Extract second to last layer for clustering

Hey there!

I most recently found an interesting post about the idea to use an intermitten layers output as input for clustering.
I know, that Embeddings can be used as such as well (NPL: Using fastai word embeddings to cluster unlabeled documents) but I would be interested in perform something similar to the idea shown here (https://github.com/botkop/mnist-embedding/blob/master/notebooks/mnist-embedding-autoencoder.ipynb).

The writer of the notebook flattened the MNIST dataset such that from the nxn matrix he gets an (n*n, 1) or a row in a table with an additional column, which is the target.
After that, using a tabular_learner, he fitted a network to the data. All this has been done with fastai-v1 (since there are still databunches), but that is not hard to translate to v2.

There are two parts where following this idea is kind of hard:
first, in field 30, his structure is flat, while a tabular_learner nowadays creates nested structures such as

Sequential(
(0): LinBnDrop(
(0): Linear(in_features=114, out_features=200, bias=False)
(1): ReLU(inplace=True)
(2): BatchNorm1d(200, eps=1e-05, momentum=0.1, affine=True, track_running_stats=True)
(3): Dropout(p=0.1, inplace=False)
)
(1): LinBnDrop(
(0): Linear(in_features=200, out_features=100, bias=False)
(1): ReLU(inplace=True)
(2): BatchNorm1d(100, eps=1e-05, momentum=0.1, affine=True, track_running_stats=True)
(3): Dropout(p=0.2, inplace=False)
)
(2): LinBnDrop(
(0): Linear(in_features=100, out_features=1, bias=True)
)
(3): SigmoidRange(low=0, high=0.8)
)

A way around is to use learner.model._modules or flatten_model, so not the biggest problem, I think (even though it took some time to find these).

But, whenever I attempt to get to something akin to [45], learner.get_preds, the system tells me that

Using a target size (torch.Size([64])) that is different to the input size (torch.Size([6400])). This will likely lead to incorrect results due to broadcasting. Please ensure they have the same size

RuntimeError: The size of tensor a (6400) must match the size of tensor b (64) at non-singleton dimension 0

And this is where I am a bit stumped.

To recap:

  • I am using other data, thus my input is slightly different
  • I am using the standard layers ([200, 100]) in a tabular_learner
  • I trained it with batch_size 64, that worked fine
  • I got the last two (2, 3) layers cut off as well as the ReLU-Dropout part of the second layer (1).

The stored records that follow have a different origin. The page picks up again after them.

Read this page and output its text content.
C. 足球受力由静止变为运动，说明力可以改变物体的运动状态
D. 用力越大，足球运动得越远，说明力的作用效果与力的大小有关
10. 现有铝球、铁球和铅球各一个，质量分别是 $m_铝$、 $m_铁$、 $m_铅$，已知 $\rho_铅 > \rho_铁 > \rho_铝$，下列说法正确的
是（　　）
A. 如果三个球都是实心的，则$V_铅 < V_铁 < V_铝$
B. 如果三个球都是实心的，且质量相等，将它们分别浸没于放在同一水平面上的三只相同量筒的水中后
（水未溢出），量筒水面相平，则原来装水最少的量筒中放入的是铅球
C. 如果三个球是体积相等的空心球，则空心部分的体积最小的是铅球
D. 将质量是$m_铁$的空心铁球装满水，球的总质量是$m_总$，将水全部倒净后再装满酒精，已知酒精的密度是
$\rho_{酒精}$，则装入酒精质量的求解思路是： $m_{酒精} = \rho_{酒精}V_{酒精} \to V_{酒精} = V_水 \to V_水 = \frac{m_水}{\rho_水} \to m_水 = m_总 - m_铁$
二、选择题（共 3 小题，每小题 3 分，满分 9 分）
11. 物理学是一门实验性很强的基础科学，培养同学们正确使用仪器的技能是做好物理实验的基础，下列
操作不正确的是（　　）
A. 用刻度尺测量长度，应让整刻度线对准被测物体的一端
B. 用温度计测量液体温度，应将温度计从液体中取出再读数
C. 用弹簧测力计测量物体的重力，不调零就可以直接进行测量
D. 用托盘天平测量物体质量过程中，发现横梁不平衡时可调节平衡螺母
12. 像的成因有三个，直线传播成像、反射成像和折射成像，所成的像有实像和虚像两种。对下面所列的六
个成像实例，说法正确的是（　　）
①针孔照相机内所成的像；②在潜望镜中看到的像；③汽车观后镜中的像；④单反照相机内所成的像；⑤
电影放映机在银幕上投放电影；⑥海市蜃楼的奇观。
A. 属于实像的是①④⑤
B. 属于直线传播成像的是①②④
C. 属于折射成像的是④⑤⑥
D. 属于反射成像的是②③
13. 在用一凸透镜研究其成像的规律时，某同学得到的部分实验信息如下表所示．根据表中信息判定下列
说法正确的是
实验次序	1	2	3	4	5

Expected behaviour is: put data in, run through the existing parts, spit out 100 features per row (1.0, out_features=100);
Observed behaviour appears to be: learner expected to give out a batch sized tensor, but cannot deal with the current result (which would be a 64x100 tensor, I hope).

So I can either perform learner.forward(…) for all batches or someone would not mind helping me :wink:
Anything is appreciated!

Cheers!

Just if anyone should come upon this one for information:

yes, with flatten_model cutting the embeddings, if there are any, and the Sigmoid as well as the last Linear layer works.
You can then continue as in the original post pointed to in the link (second one).

Still testing out whether this is useful for my data, but if one wants to have some fancy clustering, there you go.

1 Like